La justice helvétique enquête sur un contrat pétrolier controversé de Gunvor au Gabon
Le géant genevois Gunvor se retrouve une fois de plus dans le viseur de la justice suisse, cette fois-ci pour un contrat pétrolier estimé à près d’un milliard de dollars signé avec le Gabon. L’enquête, pilotée par le Ministère public de la Confédération (MPC), examine les modalités d’attribution et les flux financiers entourant cet accord d’achat de brut gabonais. Genève, capitale mondiale du négoce des hydrocarbures, a vu plusieurs de ses acteurs majeurs impliqués ces dernières années dans des affaires de corruption liées à l’Afrique.
Un contrat sous haute surveillance judiciaire
Les investigations helvétiques portent sur des cargaisons de pétrole gabonais dont la valeur avoisine le milliard de dollars, selon les éléments rendus publics. Les magistrats cherchent à déterminer si des intermédiaires ont perçu des rétrocommissions pour influencer la décision des autorités gabonaises. Avec une production quotidienne d’environ 200 000 barils, le Gabon, 12e producteur africain de brut, reste fortement dépendant de ces revenus pour son budget national.
Ce contrat s’inscrit dans une stratégie de Libreville visant à diversifier ses débouchés et à accélérer la valorisation de sa production pétrolière. Les accords de préfinancement, où un trader avance des fonds contre des livraisons futures, sont devenus fréquents dans les pays africains fragilisés par la volatilité des prix du pétrole. Ces montages, souvent opaques, attirent désormais l’attention des régulateurs européens et nord-américains, soucieux de lutter contre la corruption.
Gunvor, un historique judiciaire lourd en Afrique
Pour le groupe genevois, cette nouvelle enquête s’ajoute à un passif déjà lourd. En 2019, Gunvor avait été condamné par le MPC à payer près de 94 millions de francs suisses pour des manquements dans la lutte contre la corruption au Congo-Brazzaville et en Côte d’Ivoire. L’entreprise avait alors promis de renforcer ses dispositifs de conformité, sous la pression de ses partenaires financiers et institutionnels.
La récurrence des procédures interroge sur l’efficacité des mesures correctives mises en place. Les autorités suisses, autrefois critiquées pour leur indulgence envers les traders, ont durci leur approche.
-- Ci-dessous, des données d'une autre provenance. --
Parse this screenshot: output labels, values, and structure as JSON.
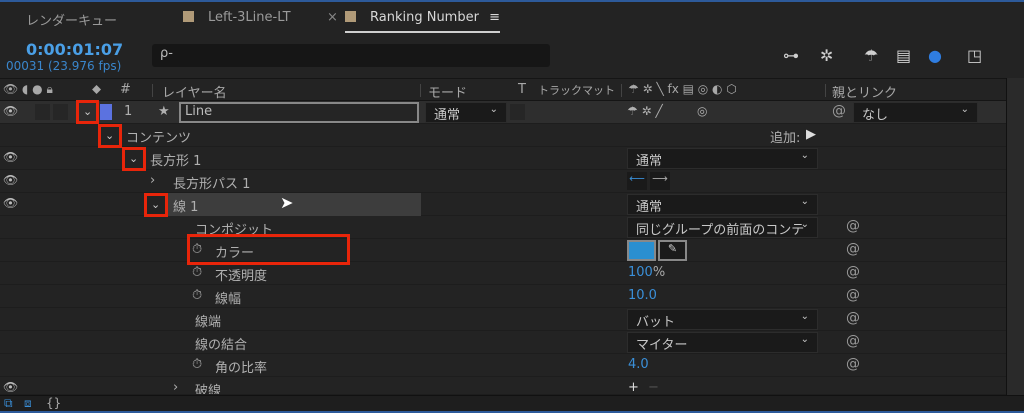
{
  "tabs": [
    {
      "label": "レンダーキュー"
    },
    {
      "label": "Left-3Line-LT"
    },
    {
      "label": "Ranking Number",
      "close": "×",
      "menu": "≡"
    }
  ],
  "timecode": "0:00:01:07",
  "frame_info": "00031 (23.976 fps)",
  "search": {
    "icon": "ρ-"
  },
  "headers": {
    "layer_name": "レイヤー名",
    "mode": "モード",
    "t": "T",
    "track_matte": "トラックマット",
    "parent": "親とリンク",
    "num": "#"
  },
  "layer": {
    "index": "1",
    "name": "Line",
    "mode": "通常",
    "parent": "なし",
    "label_color": "#5b72e0"
  },
  "contents": {
    "label": "コンテンツ",
    "add": "追加:"
  },
  "rect": {
    "label": "長方形 1",
    "mode": "通常"
  },
  "rect_path": {
    "label": "長方形パス 1"
  },
  "stroke": {
    "label": "線 1",
    "mode": "通常"
  },
  "props": {
    "composite": {
      "label": "コンポジット",
      "value": "同じグループの前面のコンテ"
    },
    "color": {
      "label": "カラー",
      "swatch": "#2a8fd0"
    },
    "opacity": {
      "label": "不透明度",
      "value": "100",
      "unit": "%"
    },
    "width": {
      "label": "線幅",
      "value": "10.0"
    },
    "cap": {
      "label": "線端",
      "value": "バット"
    },
    "join": {
      "label": "線の結合",
      "value": "マイター"
    },
    "miter": {
      "label": "角の比率",
      "value": "4.0"
    },
    "dash": {
      "label": "破線"
    }
  }
}
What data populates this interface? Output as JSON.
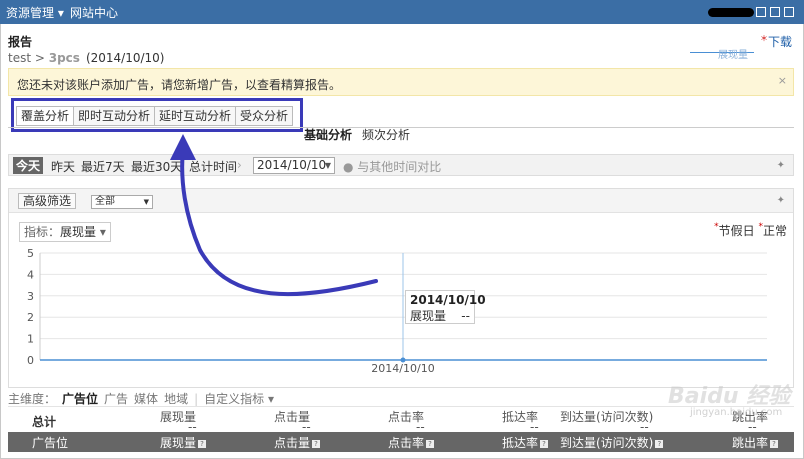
{
  "topbar": {
    "menu1": "资源管理 ▾",
    "menu2": "网站中心"
  },
  "header": {
    "title": "报告",
    "breadcrumb_root": "test",
    "breadcrumb_sep": " > ",
    "breadcrumb_current": "3pcs",
    "date_range": "(2014/10/10)",
    "download": "下载"
  },
  "notice": {
    "text": "您还未对该账户添加广告，请您新增广告，以查看精算报告。",
    "close": "×"
  },
  "tabs": [
    "覆盖分析",
    "即时互动分析",
    "延时互动分析",
    "受众分析"
  ],
  "subtabs": [
    "基础分析",
    "频次分析"
  ],
  "datebar": {
    "today": "今天",
    "yesterday": "昨天",
    "last7": "最近7天",
    "last30": "最近30天",
    "total": "总计时间",
    "date_value": "2014/10/10",
    "compare": "与其他时间对比"
  },
  "filter": {
    "advanced": "高级筛选",
    "select_value": "全部"
  },
  "metric": {
    "label": "指标：",
    "value": "展现量",
    "arrow": "▾"
  },
  "legend": {
    "holiday": "节假日",
    "normal": "正常",
    "series": "展现量"
  },
  "chart_data": {
    "type": "line",
    "categories": [
      "2014/10/10"
    ],
    "series": [
      {
        "name": "展现量",
        "values": [
          0
        ]
      }
    ],
    "y_ticks": [
      "0",
      "1",
      "2",
      "3",
      "4",
      "5"
    ],
    "ylim": [
      0,
      5
    ],
    "grid": true,
    "series_color": "#4a8fd4"
  },
  "tooltip": {
    "date": "2014/10/10",
    "metric": "展现量",
    "value": "--"
  },
  "dimensions": {
    "label": "主维度：",
    "items": [
      "广告位",
      "广告",
      "媒体",
      "地域"
    ],
    "custom": "自定义指标 ▾"
  },
  "table": {
    "total_label": "总计",
    "total_cols": [
      {
        "name": "展现量",
        "value": "--"
      },
      {
        "name": "点击量",
        "value": "--"
      },
      {
        "name": "点击率",
        "value": "--"
      },
      {
        "name": "抵达率",
        "value": "--"
      },
      {
        "name": "到达量(访问次数)",
        "value": "--"
      },
      {
        "name": "跳出率",
        "value": "--"
      }
    ],
    "headers": [
      "广告位",
      "展现量",
      "点击量",
      "点击率",
      "抵达率",
      "到达量(访问次数)",
      "跳出率"
    ]
  },
  "watermark": {
    "brand": "Baidu 经验",
    "url": "jingyan.baidu.com"
  }
}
Depuis 2020, le dispositif de responsabilité pénale des entreprises pour défaut de prévention de la corruption a élargi les prérogatives du MPC. Le secteur du trading, qui représente environ 4 % du PIB helvétique, est devenu une cible prioritaire de cette politique répressive.
Libreville sous pression pour assainir son secteur pétrolier
Pour les autorités gabonaises, cette affaire survient à un moment stratégique. Depuis la transition politique de 2023, le nouveau gouvernement a fait de la transparence des revenus pétroliers un pilier de sa légitimité. La Société gabonaise de raffinage et la Gabon Oil Company sont sommées de clarifier les circuits de commercialisation hérités des années précédentes. Une collaboration avec la justice suisse, si elle est engagée, pourrait offrir à Libreville l’opportunité d’afficher un changement radical par rapport aux pratiques passées.
Cependant, les enjeux dépassent le cadre bilatéral. L’Initiative pour la transparence dans les industries extractives (ITIE), dont le Gabon a réintégré le processus, exige une publication rigoureuse des contrats d’enlèvement. Les institutions financières internationales, dont le Fonds monétaire international, conditionnent leur soutien à une amélioration de la gouvernance du secteur pétrolier. Une mise en cause avérée d’intermédiaires gabonais pourrait compromettre les négociations en cours pour un nouveau programme d’aide.
Côté négoce suisse, les répercussions pourraient être larges. Plusieurs concurrents de Gunvor, déjà visés par des enquêtes similaires en Angola, au Nigeria ou en République du Congo, suivront de près les conclusions des magistrats helvétiques. La possibilité de confisquer d’éventuels profits illicites, estimés à plusieurs dizaines de millions de dollars dans des affaires comparables, reste un outil dissuasif majeur. Les prochains mois pourraient voir cette enquête prendre une nouvelle tournure.